Some key trends disrupting industrial manufacturing right now are having a significant effect on an aging workhorse as well. In its latest market analysis of the distributed control system (DCS), ARC Advisory Group details the qualitative trends impacting the evolution of the DCS, including the Industrial Internet of Things (IIoT), convergence of information and operational technologies (IT/OT), and a move to more open and interoperable process automation platforms.
“ARC has been following the DCS market closely for 30 years, and we believe the technology and the market are both on the verge of significant disruptions,” said Larry O’Brien, vice president of research for ARC and principal author of the study. “This is due to a combination of the intense cost pressures that owner-operators now face in major end user industries and the rapid convergence of IT and OT.”
Although the DCS market is in the midst of a major downswing, brought on in large part by low oil prices, the technology is finally moving in a direction that users have long requested, seeking open, interoperable and long-lived systems, according to Paul Miller, ARC’s senior editor and content director. Commercial IT technologies have been making their way into the DCS world for the past few decades—Ethernet-based control networks, UNIX- and Windows-based graphical user interfaces, and an OPC standard interface, to name a few. “However, while promising,” Miller wrote in a blog about the report, “most major DCSs still retained enough proprietary components to limit multi-vendor interoperability and effectively ‘lock’ end users into the individual DCS suppliers’ offerings and associated solutions.”
ExxonMobil’s downstream business has made a considerable push for more open DCS architectures, notably awarding a contract to Lockheed Martin earlier this year to serve as system integrator in the early-stage development of a next-generation open and secure automation system for process industries. ExxonMobil detailed that relationship at the ARC Industry Forum in February.
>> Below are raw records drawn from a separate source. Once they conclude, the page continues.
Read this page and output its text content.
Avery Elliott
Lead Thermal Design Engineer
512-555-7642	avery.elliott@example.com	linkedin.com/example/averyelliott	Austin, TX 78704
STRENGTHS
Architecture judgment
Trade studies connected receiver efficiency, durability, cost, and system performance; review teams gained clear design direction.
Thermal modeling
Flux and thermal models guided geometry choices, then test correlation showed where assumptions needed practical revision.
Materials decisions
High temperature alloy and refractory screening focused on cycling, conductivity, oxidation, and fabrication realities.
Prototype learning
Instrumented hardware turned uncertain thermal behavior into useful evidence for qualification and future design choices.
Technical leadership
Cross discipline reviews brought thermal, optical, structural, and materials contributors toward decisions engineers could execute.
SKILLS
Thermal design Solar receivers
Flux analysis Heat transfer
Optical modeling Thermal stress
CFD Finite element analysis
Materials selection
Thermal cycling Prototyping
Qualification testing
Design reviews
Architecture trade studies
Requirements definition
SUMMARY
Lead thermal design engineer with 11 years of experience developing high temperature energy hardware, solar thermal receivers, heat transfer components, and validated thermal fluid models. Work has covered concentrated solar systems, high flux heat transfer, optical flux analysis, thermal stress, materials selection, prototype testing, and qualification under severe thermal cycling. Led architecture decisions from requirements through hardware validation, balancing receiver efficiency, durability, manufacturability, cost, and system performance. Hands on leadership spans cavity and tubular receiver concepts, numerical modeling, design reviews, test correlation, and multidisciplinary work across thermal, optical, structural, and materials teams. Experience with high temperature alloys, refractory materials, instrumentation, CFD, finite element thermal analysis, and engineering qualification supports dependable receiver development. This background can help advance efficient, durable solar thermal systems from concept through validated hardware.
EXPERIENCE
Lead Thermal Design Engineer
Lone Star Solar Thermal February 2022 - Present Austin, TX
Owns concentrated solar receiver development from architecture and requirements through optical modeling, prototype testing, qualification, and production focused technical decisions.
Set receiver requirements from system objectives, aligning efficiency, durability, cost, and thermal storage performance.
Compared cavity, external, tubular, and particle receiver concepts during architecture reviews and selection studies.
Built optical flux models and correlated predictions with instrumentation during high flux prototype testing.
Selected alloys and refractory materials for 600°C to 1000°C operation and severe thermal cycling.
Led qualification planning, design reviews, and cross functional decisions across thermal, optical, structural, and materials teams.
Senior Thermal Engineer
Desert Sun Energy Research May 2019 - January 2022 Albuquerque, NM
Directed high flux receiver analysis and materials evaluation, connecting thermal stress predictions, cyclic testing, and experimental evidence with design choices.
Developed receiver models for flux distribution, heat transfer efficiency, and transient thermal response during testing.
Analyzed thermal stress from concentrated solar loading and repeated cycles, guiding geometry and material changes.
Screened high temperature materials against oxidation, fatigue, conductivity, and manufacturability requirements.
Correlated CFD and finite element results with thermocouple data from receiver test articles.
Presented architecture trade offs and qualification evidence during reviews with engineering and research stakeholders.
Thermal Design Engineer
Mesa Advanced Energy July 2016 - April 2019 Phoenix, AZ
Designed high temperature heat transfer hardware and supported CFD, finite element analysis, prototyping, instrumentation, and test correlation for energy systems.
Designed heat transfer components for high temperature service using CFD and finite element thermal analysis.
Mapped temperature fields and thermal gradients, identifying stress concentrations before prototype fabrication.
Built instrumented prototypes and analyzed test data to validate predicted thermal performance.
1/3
This, plus a parallel initiative from major end users such as Saudi Aramco “are focusing on making the future DCSs they will install in literally hundreds and hundreds of their plants around the world far more open, interoperable, and long lived,” Miller commented. “Clearly, this has significant ramifications for automation suppliers and end users alike.”
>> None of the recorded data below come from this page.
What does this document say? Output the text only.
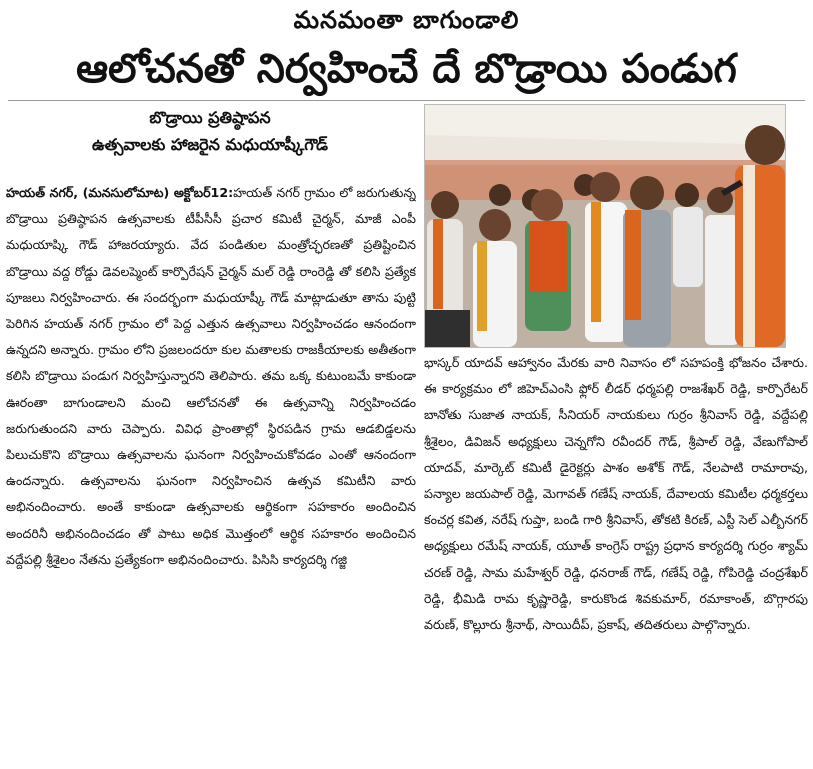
మనమంతా బాగుండాలి
ఆలోచనతో నిర్వహించే దే బొడ్రాయి పండుగ
బొడ్రాయి ప్రతిష్ఠాపన
ఉత్సవాలకు హాజరైన మధుయాష్కీగౌడ్
హయత్ నగర్, (మనసులోమాట) అక్టోబర్12:హయత్ నగర్ గ్రామం లో జరుగుతున్న బొడ్రాయి ప్రతిష్ఠాపన ఉత్సవాలకు టీపీసీసీ ప్రచార కమిటీ చైర్మన్, మాజీ ఎంపీ మధుయాష్కి గౌడ్ హాజరయ్యారు. వేద పండితుల మంత్రోచ్ఛరణతో ప్రతిష్టించిన బొడ్రాయి వద్ద రోడ్డు డెవలప్మెంట్ కార్పొరేషన్ చైర్మన్ మల్ రెడ్డి రాంరెడ్డి తో కలిసి ప్రత్యేక పూజలు నిర్వహించారు. ఈ సందర్భంగా మధుయాష్కీ గౌడ్ మాట్లాడుతూ తాను పుట్టి పెరిగిన హయత్ నగర్ గ్రామం లో పెద్ద ఎత్తున ఉత్సవాలు నిర్వహించడం ఆనందంగా ఉన్నదని అన్నారు. గ్రామం లోని ప్రజలందరూ కుల మతాలకు రాజకీయాలకు అతీతంగా కలిసి బొడ్రాయి పండుగ నిర్వహిస్తున్నారని తెలిపారు. తమ ఒక్క కుటుంబమే కాకుండా ఊరంతా బాగుండాలని మంచి ఆలోచనతో ఈ ఉత్సవాన్ని నిర్వహించడం జరుగుతుందని వారు చెప్పారు. వివిధ ప్రాంతాల్లో స్థిరపడిన గ్రామ ఆడబిడ్డలను పిలుచుకొని బొడ్రాయి ఉత్సవాలను ఘనంగా నిర్వహించుకోవడం ఎంతో ఆనందంగా ఉందన్నారు. ఉత్సవాలను ఘనంగా నిర్వహించిన ఉత్సవ కమిటీని వారు అభినందించారు. అంతే కాకుండా ఉత్సవాలకు ఆర్థికంగా సహకారం అందించిన అందరినీ అభినందించడం తో పాటు అధిక మొత్తంలో ఆర్థిక సహకారం అందించిన వద్దేపల్లి శ్రీశైలం నేతను ప్రత్యేకంగా అభినందించారు. పిసిసి కార్యదర్శి గజ్జి
భాస్కర్ యాదవ్ ఆహ్వానం మేరకు వారి నివాసం లో సహపంక్తి భోజనం చేశారు. ఈ కార్యక్రమం లో జిహెచ్ఎంసి ఫ్లోర్ లీడర్ ధర్మపల్లి రాజశేఖర్ రెడ్డి, కార్పొరేటర్ బానోతు సుజాత నాయక్, సీనియర్ నాయకులు గుర్రం శ్రీనివాస్ రెడ్డి, వద్దేపల్లి శ్రీశైలం, డివిజన్ అధ్యక్షులు చెన్నగోని రవీందర్ గౌడ్, శ్రీపాల్ రెడ్డి, వేణుగోపాల్ యాదవ్, మార్కెట్ కమిటీ డైరెక్టర్లు పాశం అశోక్ గౌడ్, నేలపాటి రామారావు, పన్యాల జయపాల్ రెడ్డి, మెగావత్ గణేష్ నాయక్, దేవాలయ కమిటీల ధర్మకర్తలు కంచర్ల కవిత, నరేష్ గుప్తా, బండి గారి శ్రీనివాస్, తోకటి కిరణ్, ఎస్టీ సెల్ ఎల్బీనగర్ అధ్యక్షులు రమేష్ నాయక్, యూత్ కాంగ్రెస్ రాష్ట్ర ప్రధాన కార్యదర్శి గుర్రం శ్యామ్ చరణ్ రెడ్డి, సామ మహేశ్వర్ రెడ్డి, ధనరాజ్ గౌడ్, గణేష్ రెడ్డి, గోపిరెడ్డి చంద్రశేఖర్ రెడ్డి, భీమిడి రామ కృష్ణారెడ్డి, కారుకొండ శివకుమార్, రమాకాంత్, బొగ్గారపు వరుణ్, కొల్లూరు శ్రీనాథ్, సాయిదీప్, ప్రకాష్, తదితరులు పాల్గొన్నారు.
Miller, who edited O’Brien’s report, also gave a nod to the impacts of IIoT, referencing “cloud computing and virtualization, plus smart devices, Big Data and advanced analytics.”
This ARC market research explores current and historical market performance and related technology and business trends, identifies leading suppliers, and provides five-year global forecasts for the DCS market. The report is based on ARC’s market research database, primary and secondary research, and economic modeling techniques. It includes competitive analysis, with five-year market forecasts by region, industry, hardware, software and services, sales channels, end customers, and more. This year’s report also includes a new segmentation for new projects vs. modernization and expansion projects.
The research is available in a variety of formats. A Market Intelligence Workbook in an Excel spreadsheet includes up to five years of historical data in addition to the current base year market data and five-year market forecast. The workbook enables licensed users to freely manipulate the data to make it easier to analyze the latest data for business intelligence and generate custom reports. A Comprehensive Market Outlook Study in PDF format provides an executive-level summary of the current market dynamics, market forecasts and competitive analysis, plus an overview of strategic issues. It also includes in-depth quantitative and qualitative research into the current market, future and historical trends, plus competitive analysis.